Né le 9 mars 1914 à Paris (XIe arr.), fusillé par condamnation le 15 février 1943 au Mont-Valérien, commune de Suresnes (Seine, Hauts-de-Seine) ; ébéniste et métallurgiste ; militant communiste ; résistant Front national et FTPF de la région parisienne.

Les fusillés de Villejuif
copyright Pierre Cardon
Fils d’un peintre, Émile Bachet, sans doute décédé pendant la Première Guerre mondiale, Robert Bachet fut adopté par la Nation en juillet 1919. Titulaire du certificat d’études primaires, il adhéra aux Jeunesses communistes puis, après son service militaire, au Parti communiste. Domicilié dans le XXe arrondissement, il était secrétaire d’une cellule communiste chez Panhard et Levassor en 1939.
Mobilisé en août 1939, Robert Bachet fut prisonnier de guerre en 1940 puis libéré en juillet 1941. Contacté par Léon Marchandise, il passa dans la clandestinité et, en juillet 1942, devint responsable politique du parti pour la région P2 (Nord de Paris sauf XVIe, XVIIe et VIIIe arr.). Il formait le triangle avec Roger Sandré (masses) et Roland Lecoutre (organisation). Sous les ordres d’Henri Varagnat, il était en contact avec Adrien Vanderheyden.

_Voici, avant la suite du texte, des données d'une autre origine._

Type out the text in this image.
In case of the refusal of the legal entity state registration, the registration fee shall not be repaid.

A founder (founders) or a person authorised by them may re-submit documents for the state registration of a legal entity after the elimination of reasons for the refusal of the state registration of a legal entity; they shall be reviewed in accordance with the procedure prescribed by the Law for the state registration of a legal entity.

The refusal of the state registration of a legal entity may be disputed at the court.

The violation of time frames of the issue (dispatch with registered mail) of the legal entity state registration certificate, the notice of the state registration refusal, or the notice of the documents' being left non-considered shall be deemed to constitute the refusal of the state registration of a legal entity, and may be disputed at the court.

Il fut arrêté le 13 octobre 1942, boulevard Brune, par les Brigades spéciales de la police parisienne, dans le cadre de l’affaire Varagnat-Kieffer-Briquet après une série de filatures qui lui échappèrent. Il habitait alors à Villejuif (Seine, Val-de-Marne) et à Paris (XIVe arr.). Emprisonné à Fresnes, condamné à mort par le tribunal allemand du Gross Paris le 4 février 1943 pour acte de franc-tireur (FN, FTP secteur Sud de Paris ; protection à la manifestation de la rue de Buci le 31 mai 1942 ; recherche d’armes légères ; sabotages à Ivry-sur-Seine), il a été fusillé le 15 février 1943 avec quatre autres détenus dont Adrien Vanderheyden. Un autre accusé, Roland Lecoutre, fut déporté en avril 1943.
L’épouse de Robert Bachet, née Marie Lanoë le 6 mars 1917 à Guyomard (Morbihan), fleuriste, fut également arrêtée le 13 octobre 1942. Elle habitait Courbevoie en 1946. Le couple avait une fille, Éliane, née en 1940. Cette dernière fit les démarches et obtint pour son père la mention « Mort pour la France », en août 1947, Interné Politique (IP) en octobre 1963 puis Interné Résistant (IR) en mars 1970.
Sources

SOURCES : DAVCC, Caen, 21P420 248 (Notes Annie Pennetier) et Boîte 5, Liste S 1744 (Notes Thomas Pouty). – Arch. PPo, BS2, GB110. – Arch. Musée de la Résistance. – État civil.